Gaga, Chad – Fatma Daoud wrapped a plastic bag as a makeshift bandage around her hand – using a corner of brightly colored robe to wipe the blood from the deep, gaping knife wound that had cut her down to the bone.
The 36-year-old woman, a refugee from Sudan’s war-torn Darfur, had left the Gaga camp in eastern Chad to gather firewood when she was attacked by young Chadian nomads.
“They were three boys, camel herders. They told me to stop collecting wood, and then they stabbed me,” Daoud said.

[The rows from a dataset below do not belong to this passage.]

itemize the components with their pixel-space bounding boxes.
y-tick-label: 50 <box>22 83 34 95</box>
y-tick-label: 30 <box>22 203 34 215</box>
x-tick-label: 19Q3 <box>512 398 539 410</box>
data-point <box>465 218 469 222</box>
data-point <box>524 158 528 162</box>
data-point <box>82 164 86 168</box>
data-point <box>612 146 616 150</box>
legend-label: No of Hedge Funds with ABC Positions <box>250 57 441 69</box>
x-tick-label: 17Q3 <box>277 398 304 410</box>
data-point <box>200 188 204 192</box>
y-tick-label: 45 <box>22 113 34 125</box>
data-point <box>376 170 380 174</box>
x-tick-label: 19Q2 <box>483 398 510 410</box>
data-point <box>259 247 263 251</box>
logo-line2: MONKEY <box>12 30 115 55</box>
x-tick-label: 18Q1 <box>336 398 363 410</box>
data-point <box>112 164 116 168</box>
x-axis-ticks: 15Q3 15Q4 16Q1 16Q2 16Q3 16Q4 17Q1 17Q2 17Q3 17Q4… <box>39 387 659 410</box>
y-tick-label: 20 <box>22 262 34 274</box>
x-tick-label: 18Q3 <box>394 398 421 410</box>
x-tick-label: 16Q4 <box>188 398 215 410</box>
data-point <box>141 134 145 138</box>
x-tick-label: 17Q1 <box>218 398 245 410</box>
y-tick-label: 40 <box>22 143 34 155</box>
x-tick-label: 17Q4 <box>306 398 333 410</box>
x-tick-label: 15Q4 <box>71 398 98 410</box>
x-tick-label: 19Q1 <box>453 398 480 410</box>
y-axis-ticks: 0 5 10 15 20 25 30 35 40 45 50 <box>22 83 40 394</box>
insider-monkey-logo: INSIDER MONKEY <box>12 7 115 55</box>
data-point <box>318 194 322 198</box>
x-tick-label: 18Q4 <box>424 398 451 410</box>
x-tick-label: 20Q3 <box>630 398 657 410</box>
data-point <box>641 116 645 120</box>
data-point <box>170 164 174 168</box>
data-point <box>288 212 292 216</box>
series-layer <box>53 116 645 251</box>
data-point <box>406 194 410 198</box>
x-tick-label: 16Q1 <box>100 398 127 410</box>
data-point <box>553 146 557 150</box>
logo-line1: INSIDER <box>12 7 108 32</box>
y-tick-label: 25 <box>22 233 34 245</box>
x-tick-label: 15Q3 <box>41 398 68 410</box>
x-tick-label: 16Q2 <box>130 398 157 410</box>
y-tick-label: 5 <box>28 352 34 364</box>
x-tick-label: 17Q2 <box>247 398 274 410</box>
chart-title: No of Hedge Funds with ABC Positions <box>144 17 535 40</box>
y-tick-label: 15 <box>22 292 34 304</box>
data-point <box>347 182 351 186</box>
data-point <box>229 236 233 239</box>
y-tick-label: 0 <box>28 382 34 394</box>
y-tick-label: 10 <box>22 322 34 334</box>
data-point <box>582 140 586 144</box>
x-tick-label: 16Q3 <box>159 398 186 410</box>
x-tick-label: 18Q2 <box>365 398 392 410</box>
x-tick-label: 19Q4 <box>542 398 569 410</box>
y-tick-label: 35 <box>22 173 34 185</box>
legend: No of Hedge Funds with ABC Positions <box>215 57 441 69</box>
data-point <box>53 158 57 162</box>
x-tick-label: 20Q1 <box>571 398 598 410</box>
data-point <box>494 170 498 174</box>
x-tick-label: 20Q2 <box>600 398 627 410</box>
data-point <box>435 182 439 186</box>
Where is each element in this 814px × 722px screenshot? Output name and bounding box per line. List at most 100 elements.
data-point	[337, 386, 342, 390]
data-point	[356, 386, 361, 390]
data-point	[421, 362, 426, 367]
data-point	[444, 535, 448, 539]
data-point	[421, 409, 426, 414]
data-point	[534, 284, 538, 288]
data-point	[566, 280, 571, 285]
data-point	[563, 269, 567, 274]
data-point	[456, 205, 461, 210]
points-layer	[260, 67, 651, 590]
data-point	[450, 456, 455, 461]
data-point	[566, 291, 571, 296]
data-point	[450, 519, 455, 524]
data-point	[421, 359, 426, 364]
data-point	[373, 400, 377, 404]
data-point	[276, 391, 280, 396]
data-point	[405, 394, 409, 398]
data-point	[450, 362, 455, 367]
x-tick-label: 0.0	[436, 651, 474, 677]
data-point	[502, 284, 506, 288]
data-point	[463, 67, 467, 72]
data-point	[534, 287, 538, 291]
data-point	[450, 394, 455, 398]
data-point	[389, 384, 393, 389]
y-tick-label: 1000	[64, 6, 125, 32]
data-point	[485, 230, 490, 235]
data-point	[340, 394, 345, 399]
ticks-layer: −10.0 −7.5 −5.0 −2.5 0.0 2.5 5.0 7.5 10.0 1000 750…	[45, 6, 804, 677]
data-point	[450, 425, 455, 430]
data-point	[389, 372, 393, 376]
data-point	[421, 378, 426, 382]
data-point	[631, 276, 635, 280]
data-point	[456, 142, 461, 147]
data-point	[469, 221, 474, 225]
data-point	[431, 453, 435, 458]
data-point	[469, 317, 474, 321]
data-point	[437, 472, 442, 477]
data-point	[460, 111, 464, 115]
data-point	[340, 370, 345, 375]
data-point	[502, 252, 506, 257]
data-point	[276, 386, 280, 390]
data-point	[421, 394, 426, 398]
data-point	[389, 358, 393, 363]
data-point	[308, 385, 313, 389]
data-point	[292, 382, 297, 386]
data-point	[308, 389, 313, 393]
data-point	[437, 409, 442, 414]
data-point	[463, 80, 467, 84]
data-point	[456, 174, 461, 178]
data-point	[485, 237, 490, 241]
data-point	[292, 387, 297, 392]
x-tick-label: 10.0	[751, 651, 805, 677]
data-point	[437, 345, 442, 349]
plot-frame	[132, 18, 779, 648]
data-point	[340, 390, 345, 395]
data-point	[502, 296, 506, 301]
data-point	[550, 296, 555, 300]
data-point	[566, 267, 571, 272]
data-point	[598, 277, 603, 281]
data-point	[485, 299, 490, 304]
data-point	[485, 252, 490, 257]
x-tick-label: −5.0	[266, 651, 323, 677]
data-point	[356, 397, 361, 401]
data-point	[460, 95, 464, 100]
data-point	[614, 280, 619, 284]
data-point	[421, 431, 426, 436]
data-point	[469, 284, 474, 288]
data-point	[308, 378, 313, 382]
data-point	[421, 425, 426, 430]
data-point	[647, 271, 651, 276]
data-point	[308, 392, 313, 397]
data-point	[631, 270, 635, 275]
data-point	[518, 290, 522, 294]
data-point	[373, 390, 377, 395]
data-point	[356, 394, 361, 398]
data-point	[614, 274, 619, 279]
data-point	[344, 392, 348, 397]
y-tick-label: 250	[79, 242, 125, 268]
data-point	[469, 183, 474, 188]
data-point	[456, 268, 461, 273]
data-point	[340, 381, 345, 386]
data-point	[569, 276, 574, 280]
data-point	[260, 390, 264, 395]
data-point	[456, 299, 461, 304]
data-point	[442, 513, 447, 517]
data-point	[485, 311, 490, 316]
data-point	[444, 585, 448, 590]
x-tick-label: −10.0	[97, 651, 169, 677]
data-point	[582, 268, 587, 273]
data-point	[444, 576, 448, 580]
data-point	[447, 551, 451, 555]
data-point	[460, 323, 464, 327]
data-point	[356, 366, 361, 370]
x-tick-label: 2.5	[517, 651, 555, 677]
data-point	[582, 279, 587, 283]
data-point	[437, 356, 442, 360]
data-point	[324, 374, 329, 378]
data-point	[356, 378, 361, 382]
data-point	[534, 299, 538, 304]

At least 230,000 ethnic Africans have fled Darfur to take refuge in camps in neighboring Chad – and their numbers are growing. But the refugees crowded into 12 camps are facing increased tensions with Chadians in a competition for scarce resources in the large, barren border region.
The friction comes despite the fact that both the refugees and the Chadians belong to tribes that straddle the border.
Daoud, for instance, said she recognized her assailants. They weren’t the Arab Sudanese janjaweed militiamen who attacked her home in Darfur, but herders from the ethnic African Zaghawa tribe.
On the Sudanese side of the border, the Zaghawas are among the tribes that have been targeted in Darfur and they form the backbone of some rebel groups battling the janjaweed and government troops.
But in Chad, they are affluent camel herders with close ties to power, since President Idriss Deby and most of the top military are Zaghawas.
The sudden settlement of large numbers of refugees risks exacerbating what has long been a competition among Chadians for land, grazing areas, wood and other resources in the border region.
So far, the Darfur refugees have largely been spared violence in Chad as the conflicts unfurl around them. But increasing violence in all the various conflicts raises fears the refugees could be caught in the crossfire or directly targeted.
Mbaitlham Kaban, the camp manager in Gaga, said the attack on Daoud was the first case he’d seen of African on African violence in the camp, home to 13,500 refugees.
But refugees keep flowing in. “We registered 220 people in January,” said Kaban. “But we expect much more to come. … By the end, we think there’ll be 20,000 people here.”